The house is privately owned by the Ecroyd family. William Farrer Ecroyd was a successful politician who came from a family of mill owners and his father was regarded as a fair mill owner and were Quakers, a practice William abandoned. The fortunes which the mills provided were cast a deep blow thanks to The Great Depression in the 1930s. Subsequently, the family had to rebuild its wealth. The fourth generation of Ecroyds to live there, Mr Edward Peter Ecroyd held the position of High Sheriff of Cumbria in 1984, and since then the estate has been passed down to the next generation.
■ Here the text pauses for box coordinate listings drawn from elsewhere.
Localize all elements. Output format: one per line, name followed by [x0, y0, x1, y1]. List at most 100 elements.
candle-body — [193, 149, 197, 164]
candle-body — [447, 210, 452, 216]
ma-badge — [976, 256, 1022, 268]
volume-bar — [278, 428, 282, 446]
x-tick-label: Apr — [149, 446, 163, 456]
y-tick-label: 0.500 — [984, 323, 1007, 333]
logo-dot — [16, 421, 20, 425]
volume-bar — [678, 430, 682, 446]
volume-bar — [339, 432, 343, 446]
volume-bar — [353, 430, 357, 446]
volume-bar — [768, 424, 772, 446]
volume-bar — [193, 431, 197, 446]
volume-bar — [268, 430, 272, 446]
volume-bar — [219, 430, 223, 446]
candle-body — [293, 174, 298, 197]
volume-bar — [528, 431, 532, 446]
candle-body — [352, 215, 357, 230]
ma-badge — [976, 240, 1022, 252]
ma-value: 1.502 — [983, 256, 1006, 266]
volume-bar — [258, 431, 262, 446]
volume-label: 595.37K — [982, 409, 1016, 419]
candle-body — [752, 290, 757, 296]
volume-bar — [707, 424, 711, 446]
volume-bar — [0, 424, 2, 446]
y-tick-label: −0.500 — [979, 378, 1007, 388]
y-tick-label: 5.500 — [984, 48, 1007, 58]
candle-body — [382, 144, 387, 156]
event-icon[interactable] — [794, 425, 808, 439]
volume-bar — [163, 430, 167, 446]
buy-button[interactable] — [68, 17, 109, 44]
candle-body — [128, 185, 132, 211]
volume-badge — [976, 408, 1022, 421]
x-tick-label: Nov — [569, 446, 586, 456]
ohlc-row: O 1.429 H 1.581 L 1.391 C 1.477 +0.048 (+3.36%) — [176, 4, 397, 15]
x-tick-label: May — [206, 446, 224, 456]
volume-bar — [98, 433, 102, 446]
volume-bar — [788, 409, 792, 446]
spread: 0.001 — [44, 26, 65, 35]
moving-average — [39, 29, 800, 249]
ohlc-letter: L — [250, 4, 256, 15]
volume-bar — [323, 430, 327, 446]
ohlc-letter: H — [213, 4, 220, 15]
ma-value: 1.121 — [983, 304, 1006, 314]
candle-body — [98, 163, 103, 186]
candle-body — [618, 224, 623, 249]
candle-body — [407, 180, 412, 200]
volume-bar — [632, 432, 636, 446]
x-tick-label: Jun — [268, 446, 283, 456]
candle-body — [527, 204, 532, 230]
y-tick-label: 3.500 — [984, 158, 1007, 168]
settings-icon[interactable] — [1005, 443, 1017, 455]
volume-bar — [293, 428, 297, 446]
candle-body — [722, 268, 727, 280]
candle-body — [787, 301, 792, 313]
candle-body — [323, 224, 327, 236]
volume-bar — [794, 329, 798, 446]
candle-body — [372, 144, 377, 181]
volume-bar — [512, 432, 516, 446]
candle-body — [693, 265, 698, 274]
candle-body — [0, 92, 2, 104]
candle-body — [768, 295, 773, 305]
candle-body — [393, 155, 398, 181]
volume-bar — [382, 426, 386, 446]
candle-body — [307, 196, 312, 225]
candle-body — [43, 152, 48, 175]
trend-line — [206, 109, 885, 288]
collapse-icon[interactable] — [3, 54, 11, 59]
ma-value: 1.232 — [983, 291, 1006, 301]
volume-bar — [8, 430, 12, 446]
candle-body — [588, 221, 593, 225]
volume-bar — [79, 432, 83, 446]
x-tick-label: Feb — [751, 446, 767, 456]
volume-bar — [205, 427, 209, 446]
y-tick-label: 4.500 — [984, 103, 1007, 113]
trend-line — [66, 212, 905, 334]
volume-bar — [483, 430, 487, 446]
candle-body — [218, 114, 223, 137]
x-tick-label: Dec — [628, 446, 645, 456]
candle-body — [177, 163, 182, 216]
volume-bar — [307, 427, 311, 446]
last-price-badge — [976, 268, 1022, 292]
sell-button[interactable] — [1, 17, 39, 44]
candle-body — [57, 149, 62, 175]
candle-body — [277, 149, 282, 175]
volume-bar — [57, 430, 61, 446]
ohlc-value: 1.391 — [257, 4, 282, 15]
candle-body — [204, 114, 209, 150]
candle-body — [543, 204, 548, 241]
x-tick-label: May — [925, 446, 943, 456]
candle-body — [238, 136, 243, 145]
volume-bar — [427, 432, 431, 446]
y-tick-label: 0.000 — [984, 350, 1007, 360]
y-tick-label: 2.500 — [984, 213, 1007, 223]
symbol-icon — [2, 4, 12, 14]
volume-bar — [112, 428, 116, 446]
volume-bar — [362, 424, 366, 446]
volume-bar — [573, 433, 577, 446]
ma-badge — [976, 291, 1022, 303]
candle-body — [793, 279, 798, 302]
The Ecroyd family Motto is In Veritate Victoria, which translates as In Truth and Victory.

== House ==
The house is Grade II listed, with the datestone showing that it was built in 1793, the architect being John Graham and over the years it has been subtly changed and improved by architects such as Martindale, with identical wings having been added, providing extra rooms downstairs and upstairs, including the main kitchen used today. The house sits in several acres of parkland and features a long driveway

== The Estate ==
The estate covers around 1200 acre of arable farmland, including three main dairy farms, plus a stretch of the River Eden. There are other properties and buildings that belong to the estate which are all close by the house. Before the Great Depression, the estate as a whole once bordered the lands of Corby Castle but has since downsized due to financial issues.